Bróna McVittie brings Celtic melodies to jazz beats to the Oxford pub tonight

Brona McVittie

Northern Irish singer-songwriter Brona McVittie returns to her roots tonight with a gig in Oxford tonight.

The County Down singer, who has honed an engaging line in electronic folk inspired by Celtic traditions, performs tunes from the new album The Woman in the Moon, at the Jericho Tavern in Walton Street.

She says: “I lived in Oxford for three years when I studied biological sciences at St Hilda’s College. My husband also grew up in Oxford.

“And my very first gig was at the Bullingdon, when I was a student. I have some supporters here, good friends and family too.

The Woman in the Moon follows the acclaimed albums We Are the Wildlife and The Man in the Mountain.

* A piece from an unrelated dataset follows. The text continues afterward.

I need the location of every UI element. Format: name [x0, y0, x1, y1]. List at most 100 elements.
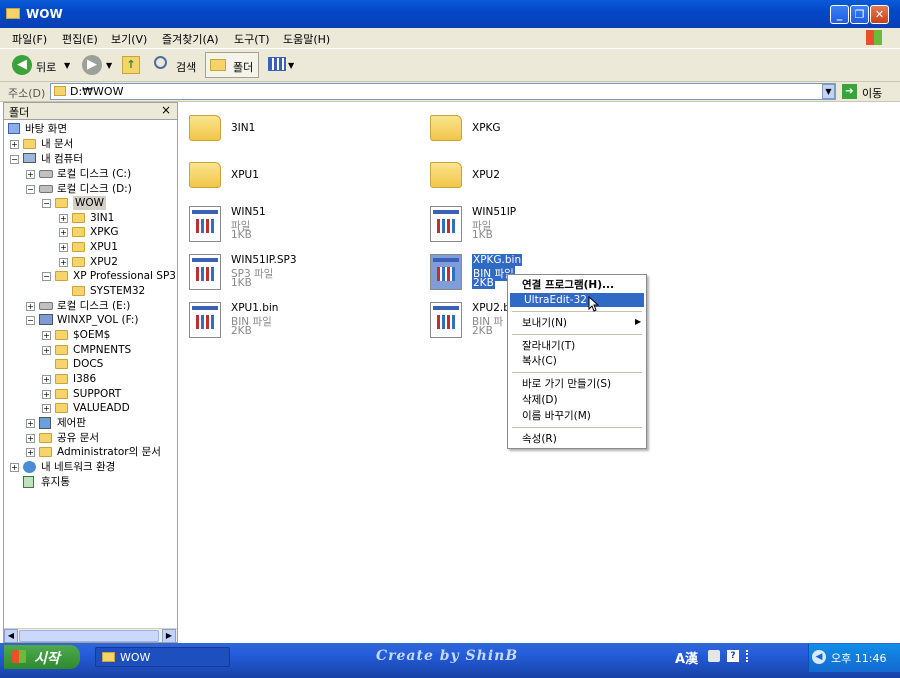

It is accompanied by a mix of harp, transcendental melodies and rhythms from guest musicians Brazilian drummer Marius Rodrigues and jazz bassist Oli Hayhurst.

The jazz-influenced instrumentation continues Brona’s desire to present traditional and contemporary folk songs in new clothes. Alongside her own original compositions, she reinvents two well-known traditional Irish ballads: Star of the County Down and the Irish Gaelic song Tiocfaidh an Samhradh.

“The tour is better than expected,” she says. “I’ve almost used up all the CDs and haven’t gotten halfway there yet.

Oxford Mail: Brona McVittie

Oxford Mail: Brona McVittie

“I love live performances, especially when you know you have the audience in the palm of your hand.

“It’s a completely different discipline from recording, which I love too, but the reward of live outweighs the work in the studio.”

Brona is one of the best representatives of Celtic music.

“I don’t really feel obligated to share my culture, it’s more that I’m motivated to create and I’m influenced by traditional folk by immersing myself in it,” she says.

“I like playing with traditional songs, but my songwriting was born out of a need to express my emotions.

“It’s therapy. As far as my desire for the listener is concerned, it’s more about transporting it somewhere else, so it’s something spiritual, yes.

And she urged listeners to come to the concert upstairs at the Walton Street pub.

“Come down to the Jericho Tavern!” she says.

“You won’t be disappointed. The opening act will be a real treat, and I’m joined on stage by jazz bassist Oli Hayhurst (played with Pharaoh Sanders on his European tour), who also features on the new album.